In 2015, about 40% of total U.S. energy consumption was in residential and commercial buildings — about 39 quadrillion BTUs, according to the U.S. Energy Information Administration.
Unfortunately, much of it was wasted: Homeowners left air conditioning on in empty homes, office workers kept equipment and lights on overnight, etc.
We simply forget to turn things off.
Clearly, making buildings smarter, even brilliant, in terms of energy usage would save money, lower environmental impact and allow greater control over infrastructure.
In the paper, “Smart power opens door to more efficient electrical use,” Texas Instruments’ Ajinder Singh and Kripa Venkat explore five key technologies to enable smart buildings:
Intelligent power generation: Using multiple distributed sources – central power stations, wind and solar installations, energy harvesting — to provide energy when and where it is needed.

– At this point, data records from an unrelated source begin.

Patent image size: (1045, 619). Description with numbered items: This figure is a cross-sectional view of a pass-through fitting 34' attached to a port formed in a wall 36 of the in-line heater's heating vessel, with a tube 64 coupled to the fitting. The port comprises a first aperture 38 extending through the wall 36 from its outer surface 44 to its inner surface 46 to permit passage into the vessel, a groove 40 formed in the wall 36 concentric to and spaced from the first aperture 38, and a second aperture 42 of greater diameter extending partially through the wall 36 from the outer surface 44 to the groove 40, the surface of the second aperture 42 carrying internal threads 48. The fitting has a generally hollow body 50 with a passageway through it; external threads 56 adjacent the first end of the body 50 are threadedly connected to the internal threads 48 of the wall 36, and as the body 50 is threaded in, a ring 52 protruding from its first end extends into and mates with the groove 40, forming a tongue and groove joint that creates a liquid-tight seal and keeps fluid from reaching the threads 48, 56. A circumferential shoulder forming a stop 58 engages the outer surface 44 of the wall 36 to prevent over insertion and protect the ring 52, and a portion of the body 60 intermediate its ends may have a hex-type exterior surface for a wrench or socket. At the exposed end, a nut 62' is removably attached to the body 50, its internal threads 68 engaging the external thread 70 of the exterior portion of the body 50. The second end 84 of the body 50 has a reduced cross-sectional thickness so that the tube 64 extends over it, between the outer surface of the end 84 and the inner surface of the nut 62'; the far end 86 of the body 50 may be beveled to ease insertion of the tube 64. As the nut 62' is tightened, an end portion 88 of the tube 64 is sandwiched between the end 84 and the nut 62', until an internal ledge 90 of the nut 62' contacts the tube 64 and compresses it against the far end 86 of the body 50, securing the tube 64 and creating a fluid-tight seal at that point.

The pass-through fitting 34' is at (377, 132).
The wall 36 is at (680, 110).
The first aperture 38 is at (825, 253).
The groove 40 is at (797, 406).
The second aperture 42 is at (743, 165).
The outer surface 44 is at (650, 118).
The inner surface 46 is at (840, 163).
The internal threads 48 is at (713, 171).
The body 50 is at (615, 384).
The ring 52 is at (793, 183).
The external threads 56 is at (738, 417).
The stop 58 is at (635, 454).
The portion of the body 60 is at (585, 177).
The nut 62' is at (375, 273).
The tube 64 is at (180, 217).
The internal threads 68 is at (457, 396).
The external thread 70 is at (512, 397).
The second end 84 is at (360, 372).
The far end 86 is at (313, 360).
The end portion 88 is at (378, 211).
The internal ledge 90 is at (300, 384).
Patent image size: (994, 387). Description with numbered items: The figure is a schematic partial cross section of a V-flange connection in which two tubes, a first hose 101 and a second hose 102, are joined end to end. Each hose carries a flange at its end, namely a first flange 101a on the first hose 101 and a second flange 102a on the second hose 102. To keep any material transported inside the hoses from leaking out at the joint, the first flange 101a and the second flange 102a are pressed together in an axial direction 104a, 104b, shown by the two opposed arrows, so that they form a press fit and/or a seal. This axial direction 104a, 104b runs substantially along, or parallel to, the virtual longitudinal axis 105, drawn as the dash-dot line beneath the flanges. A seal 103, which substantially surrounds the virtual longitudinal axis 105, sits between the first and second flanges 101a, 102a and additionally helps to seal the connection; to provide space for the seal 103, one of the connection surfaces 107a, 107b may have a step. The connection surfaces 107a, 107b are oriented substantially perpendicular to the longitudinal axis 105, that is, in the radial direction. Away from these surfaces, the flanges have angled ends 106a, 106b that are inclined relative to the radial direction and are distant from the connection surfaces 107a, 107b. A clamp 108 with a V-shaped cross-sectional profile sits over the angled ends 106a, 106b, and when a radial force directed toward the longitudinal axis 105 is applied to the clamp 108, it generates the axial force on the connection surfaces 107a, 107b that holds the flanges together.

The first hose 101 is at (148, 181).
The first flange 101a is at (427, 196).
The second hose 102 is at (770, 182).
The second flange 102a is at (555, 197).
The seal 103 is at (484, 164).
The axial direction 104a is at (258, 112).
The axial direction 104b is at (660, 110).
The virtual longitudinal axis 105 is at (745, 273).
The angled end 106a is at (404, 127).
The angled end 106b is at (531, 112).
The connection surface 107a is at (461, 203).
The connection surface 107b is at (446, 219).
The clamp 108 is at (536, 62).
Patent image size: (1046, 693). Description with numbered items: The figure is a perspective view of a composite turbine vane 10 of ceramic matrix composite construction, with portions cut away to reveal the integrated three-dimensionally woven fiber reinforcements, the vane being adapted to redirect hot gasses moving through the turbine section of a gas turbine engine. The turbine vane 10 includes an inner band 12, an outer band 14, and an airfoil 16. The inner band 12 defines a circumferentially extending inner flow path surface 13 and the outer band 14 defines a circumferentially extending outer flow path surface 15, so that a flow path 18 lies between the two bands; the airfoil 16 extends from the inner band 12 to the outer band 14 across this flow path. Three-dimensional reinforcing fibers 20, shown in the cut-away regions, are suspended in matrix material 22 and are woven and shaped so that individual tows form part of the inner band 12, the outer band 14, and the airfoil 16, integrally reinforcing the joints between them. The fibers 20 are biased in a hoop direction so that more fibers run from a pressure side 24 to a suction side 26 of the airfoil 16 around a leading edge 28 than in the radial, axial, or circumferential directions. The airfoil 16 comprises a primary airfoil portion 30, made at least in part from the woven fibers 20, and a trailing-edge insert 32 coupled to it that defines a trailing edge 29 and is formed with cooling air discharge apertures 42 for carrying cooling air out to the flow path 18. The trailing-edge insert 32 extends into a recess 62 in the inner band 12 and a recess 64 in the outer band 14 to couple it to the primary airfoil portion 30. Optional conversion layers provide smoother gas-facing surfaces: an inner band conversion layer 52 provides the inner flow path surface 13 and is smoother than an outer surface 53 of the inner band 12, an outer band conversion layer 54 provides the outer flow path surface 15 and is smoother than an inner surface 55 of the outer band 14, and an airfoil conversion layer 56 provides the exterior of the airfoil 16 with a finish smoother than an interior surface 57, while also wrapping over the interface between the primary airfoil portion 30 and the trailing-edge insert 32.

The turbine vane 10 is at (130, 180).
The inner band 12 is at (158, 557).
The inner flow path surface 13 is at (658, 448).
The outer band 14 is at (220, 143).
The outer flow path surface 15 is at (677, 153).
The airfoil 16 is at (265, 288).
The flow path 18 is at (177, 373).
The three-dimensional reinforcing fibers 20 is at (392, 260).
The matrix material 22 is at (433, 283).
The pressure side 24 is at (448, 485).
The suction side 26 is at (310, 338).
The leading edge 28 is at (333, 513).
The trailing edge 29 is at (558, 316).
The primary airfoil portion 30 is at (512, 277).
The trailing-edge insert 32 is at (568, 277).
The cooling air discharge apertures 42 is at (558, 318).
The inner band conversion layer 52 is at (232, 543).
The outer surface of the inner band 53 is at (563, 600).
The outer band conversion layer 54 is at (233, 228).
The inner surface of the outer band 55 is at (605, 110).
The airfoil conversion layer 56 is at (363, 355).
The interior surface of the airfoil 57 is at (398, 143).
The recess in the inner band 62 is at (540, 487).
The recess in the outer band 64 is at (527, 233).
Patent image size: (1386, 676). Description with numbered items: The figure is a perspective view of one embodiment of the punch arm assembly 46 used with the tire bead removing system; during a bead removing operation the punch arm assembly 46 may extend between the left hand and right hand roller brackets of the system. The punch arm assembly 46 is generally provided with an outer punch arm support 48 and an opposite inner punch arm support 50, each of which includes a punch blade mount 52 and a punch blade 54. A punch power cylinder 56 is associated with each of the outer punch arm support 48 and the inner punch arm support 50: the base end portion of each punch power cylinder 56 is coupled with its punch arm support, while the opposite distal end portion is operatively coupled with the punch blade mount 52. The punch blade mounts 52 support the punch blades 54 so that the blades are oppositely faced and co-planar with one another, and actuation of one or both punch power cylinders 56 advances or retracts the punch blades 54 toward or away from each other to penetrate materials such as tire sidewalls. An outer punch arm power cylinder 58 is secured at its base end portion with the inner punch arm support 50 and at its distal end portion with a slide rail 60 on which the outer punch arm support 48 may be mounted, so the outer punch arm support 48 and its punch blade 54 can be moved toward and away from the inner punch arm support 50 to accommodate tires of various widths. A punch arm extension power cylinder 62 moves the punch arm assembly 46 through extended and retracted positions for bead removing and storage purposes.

Data collection: Sensors to detect ambient temperature, light, vibrations, smoke, chemical hazards, etc., coupled to area control and master control units that initiate actions in response to detected conditions.
Analytics: Software that analyzes collected data for operational evaluation, equipment alerts, cost breakdowns and other outputs.
Connectivity: Central wired systems can use the Internet Protocol (IP) to handle large data, but sensing units – often battery powered — require either wireless protocols such as Zigbee, or power line communications (PLC), given the need to conserve power and minimize installation costs.
Compact, low-power hardware: Semiconductor-based solutions for monitoring, communications, control and efficient power conversion are the primary drivers for the development of smart power.